Letting Go of the Reins
This new model is a huge shift from my initial impulse, which was to control the chaos. I’ve written before about my attempts to build frameworks like context-monkey to tame these agents. I was trying to micromanage every tentacle.
I’ve completely ditched that approach. I’ve found that a lighter touch is more effective. For example, my bootstrap prompt for getting an agent up to speed on a repository has shrunk from a 300-line document of detailed instructions to this:
Review this repository. Develop a precise understanding of its architecture, dependencies, and design patterns as if you were a core contributor.
Analyze the repository, return with a concise summary of the project. Await further instructions.
The key is giving the AI wiggle room for the “how,” not for the “what.” The critical constraints and goals must be well-defined, but the implementation path can be flexible.

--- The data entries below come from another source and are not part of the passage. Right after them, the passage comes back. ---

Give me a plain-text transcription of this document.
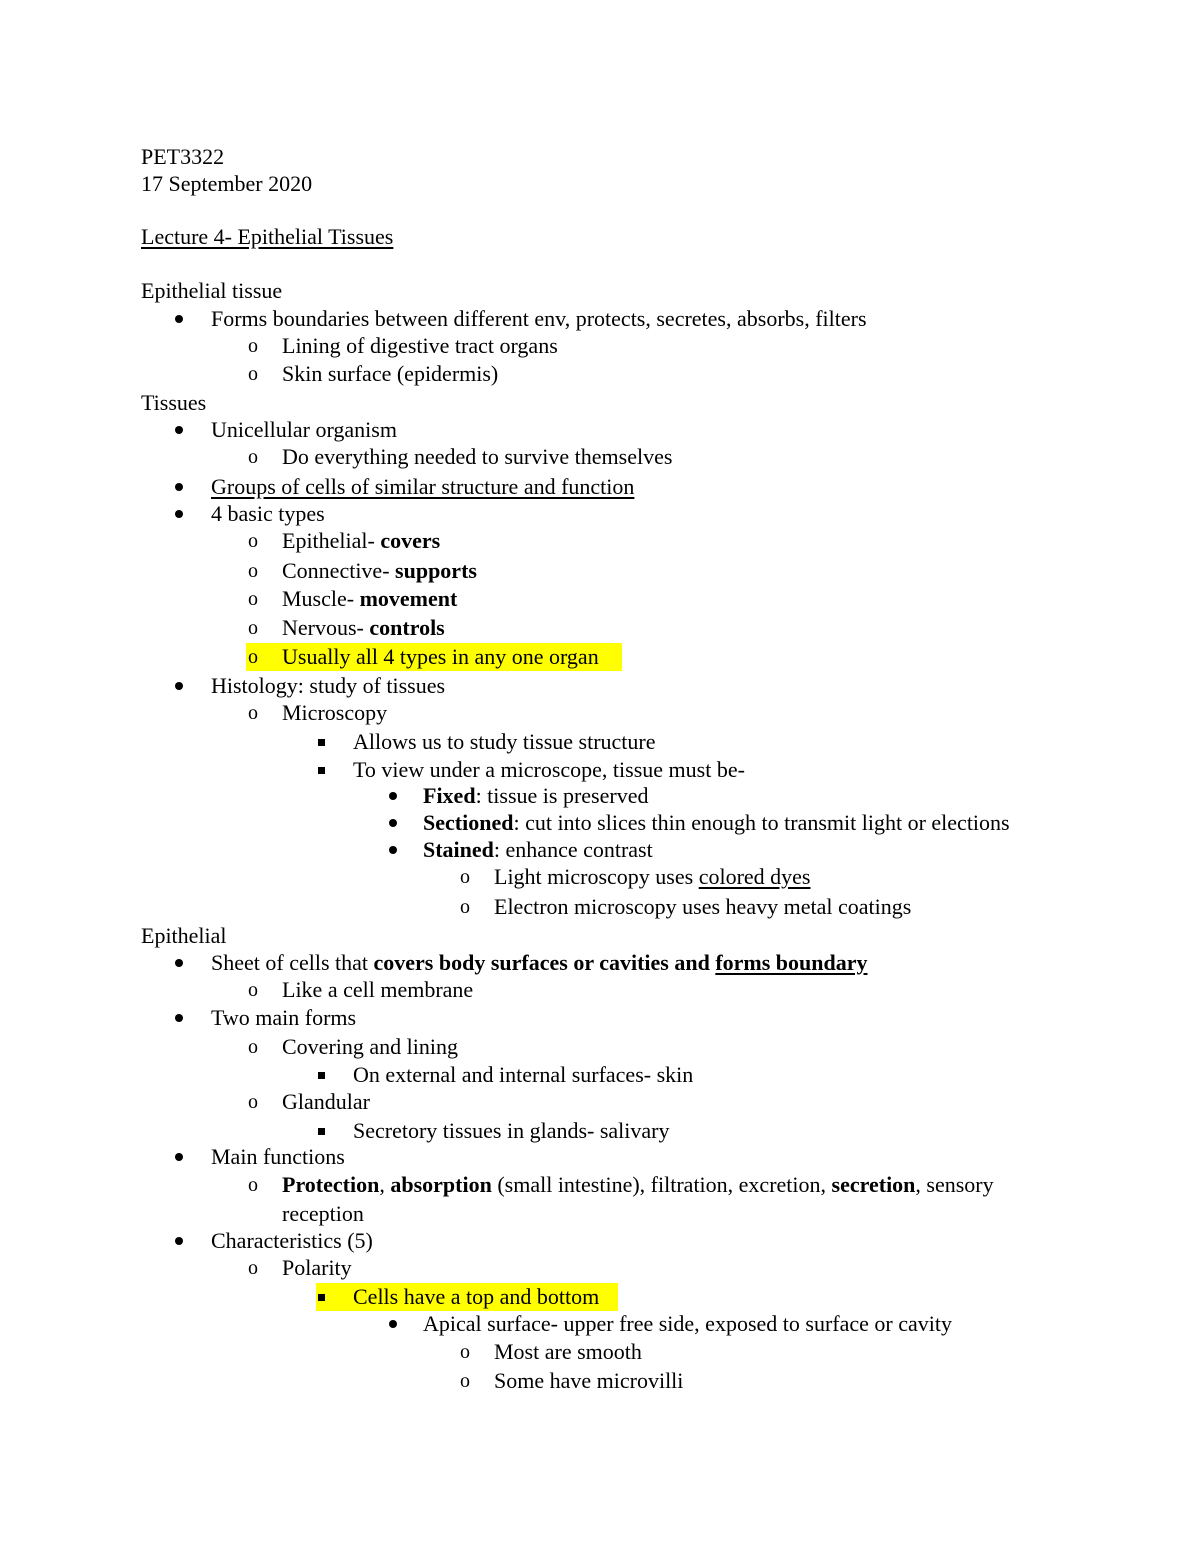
PET3322
17 September 2020
Lecture 4- Epithelial Tissues
Epithelial tissue
Forms boundaries between different env, protects, secretes, absorbs, filters
o	Lining of digestive tract organs
o	Skin surface (epidermis)
Tissues
Unicellular organism
o	Do everything needed to survive themselves
Groups of cells of similar structure and function
4 basic types
o	Epithelial- covers
o	Connective- supports
o	Muscle- movement
o	Nervous- controls
o	Usually all 4 types in any one organ
Histology: study of tissues
o	Microscopy
Allows us to study tissue structure
To view under a microscope, tissue must be-
Fixed: tissue is preserved
Sectioned: cut into slices thin enough to transmit light or elections
Stained: enhance contrast
o	Light microscopy uses colored dyes
o	Electron microscopy uses heavy metal coatings
Epithelial
Sheet of cells that covers body surfaces or cavities and forms boundary
o	Like a cell membrane
Two main forms
o	Covering and lining
On external and internal surfaces- skin
o	Glandular
Secretory tissues in glands- salivary
Main functions
o	Protection, absorption (small intestine), filtration, excretion, secretion, sensory
reception
Characteristics (5)
o	Polarity
Cells have a top and bottom
Apical surface- upper free side, exposed to surface or cavity
o	Most are smooth
o	Some have microvilli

The Beauty of the Unexpected
This hands-off approach doesn’t just make me more productive; it also opens the door for surprising discoveries. This brings us to nondeterminism. I’ve said it before: an AI being nondeterministic is not a bug, any more than a human being nondeterministic is a bug. It’s a reality we need to adapt to. Sometimes, this leads to frustrating outcomes that get deleted. Other times, it leads to moments of surprising brilliance.
Recently, I asked two different agents how I could improve my dotfiles based on my command history. They came back with some fantastic new ways to manage git worktrees and zellij panes—practical, daily workflow improvements I hadn’t considered. This is a very small example of the reach optimizing its environment in ways the crown hadn’t considered.
Code is Cheap, Experimentation is Free
This partnership fundamentally changes the economics of software development. The crown can now afford to send its tentacles on dozens of exploratory missions, where before it could only fund one. The barrier to experimentation is now basically zero. It’s so easy to build prototypes or explore ideas that it feels irresponsible not to. We’ve all felt this when asking ChatGPT questions that were previously too daunting or time-consuming to research.
But there’s a limit. I can experiment with more, but I can’t become an expert in more. My agents, working at full speed, produce more knowledge than I can fully digest. This creates the need for an odd new kind of trust.
My artificial reach has access to all the combined knowledge of humanity stored in its weights. It’s like the leap we gained from search engines, but the difference is the sheer scope of what I can do with that knowledge.
What is Intelligence?
This brings up the question of what “intelligence” even means in this new partnership. The agent exhibits staggering ability in achieving a goal, but it’s the crown that provides the goal and, more importantly, the taste and judgment to know if the result is any good.
This is why deep experience is more critical than ever. I couldn’t get these kinds of results from a medical LLM because I lack the background to spot a bad idea or pressure-test its findings. The feedback loop between the expert and the tool is everything. My expertise as the crown is what allows me to guide, validate, and ultimately harness the immense power of my digital reach.
This is more than just a new workflow; it’s a new way of thinking. The line between my own intelligence and the tool’s capabilities blurs. I’m not just directing a reach; I’m extending my own. The question for me, then, isn’t just about what I’m building, but about what I’m becoming in the process.